Cookie Swap Party: Abusing First-Party Cookies forWeb Tracking

5 minute read

Publish Date:

Overview. Most of the javascript (JS) code on a website is provided by thirdparties for purposes such as analytics, ads, etc. However, this thirdparty JS code executes in the context of a firstparty on the website. This implies, that thirdparty JS has firstparty privileges when executing, enabling unanticipated activity which is detrimental to users privacy. In this paper, the authors quantify the prevalence and usage of one of these activities: accessing firstparty cookie by thirdparties JS.

Problem Background. A users’ cookies are accessed by first/third party in 2 ways: (1) HTTP header request (2) document.cookie API. The former method has been studied in detail by researchers [] and there are several ways to mitigate thirdparties from accessing cookies via HTTP requests e.g adblockers, privacy preserving browsers. However, since the latter is a browser API which thirdparty JS accesses while running in the context of a firstparty, it is non-trivial for browsers to mitigate its usage by thirdparties. The authors refer to cookies set by thirdparties using document.cookie API are referred to as external cookies.

Motivation. Talking about why external cookies are problematic, we can quickly see how a thirdparty can identify a returning user on a website using external cookies e.g. (1) a user visits a website and creates a cookie for that website (2) a thirdparty on that website adds an id in the users’ cookie for this website (3) when a user returns to this website with its’ cookie for this website it will contain the id and the thirdparty will be able to identify its the same user. Identifying a returning user is a tracking issue but not as bad as tracking a user across websites, which is also enabled by external cookies. If the id set by the thirdparty is based on the users fingerprint (a unique value across the web for this user) the thirdparty can identify the same user across all the websites it can see the user on. Furthermore since any party can access external cookies via document.cookie, thirdparty_1 can read external cookie set by thirdparty_2 and sync their data, gaining more knowledge about the user. This motivates analysis of how these external cookies are being created and who is reading them later on.
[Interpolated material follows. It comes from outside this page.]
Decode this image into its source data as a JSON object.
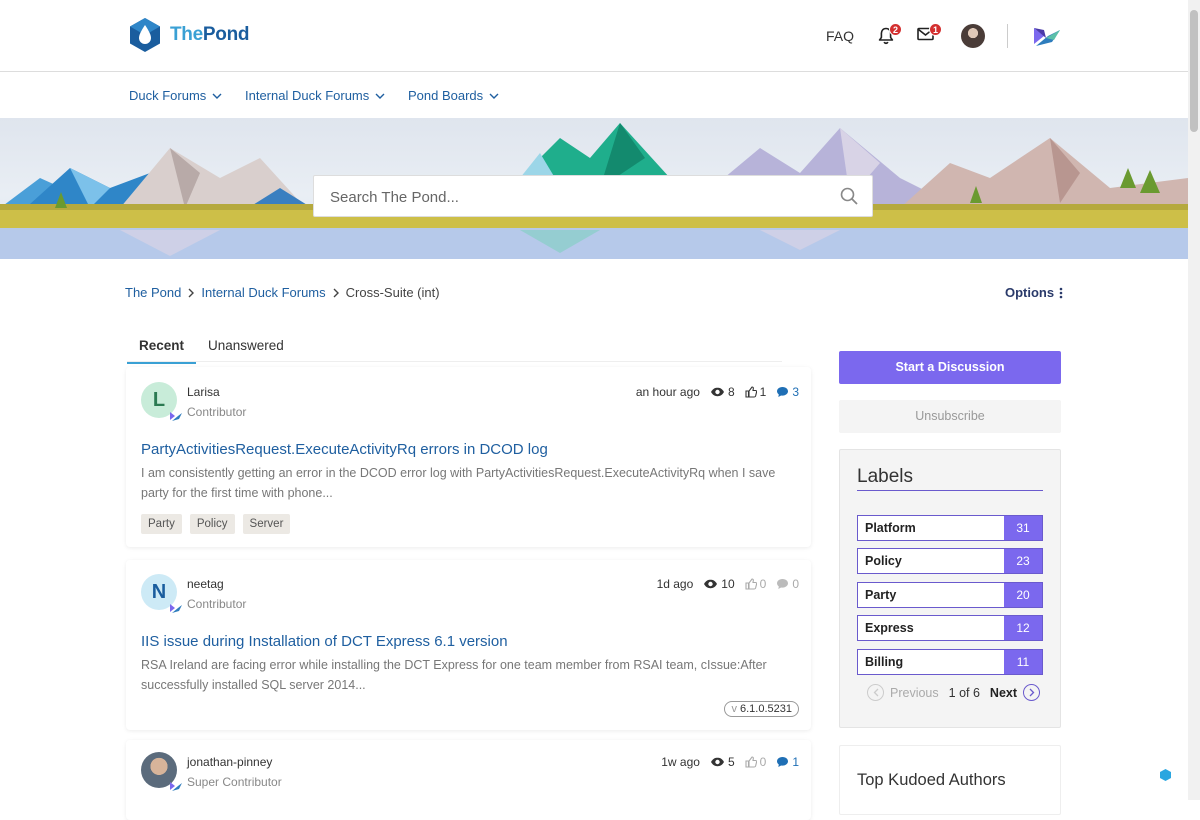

Setup. In this work, researchers from NCSU and UIC edit Google Chromes’ source code, to add functionality which enables browsers to flag usage of external cookies. They do so by leveraging a technique called Taint Analysis, which essentially marks or taints some resource (in this case a cookie value) on its creation and logs when it is accessed thereafter. This helps them create a provenance graph for external cookies. Using this updated Chrome they run analysis on the top 10,000 Alexa ranked websites, to measure prevalence and usage of external cookies.

Creating Provenance. There are two major parts for provenance graph for external cookies. First, marking cookies when they are set up thirdparty JS, using document.API. Second, flagging when these cookies are read thereafter. For the first part, whenever a JS uses sets or update a cookie, and the domain serving the JS does not match the firstparty domain, the browser marks this cookie as tainted by this JS domain. For the second part, whenever a network request is generated, the browser (based on some heuristics) searches the url for tainted cookie values and records the domain of the url as well. Combining these two, the authors are able to identify prevalence and usage of external cookies.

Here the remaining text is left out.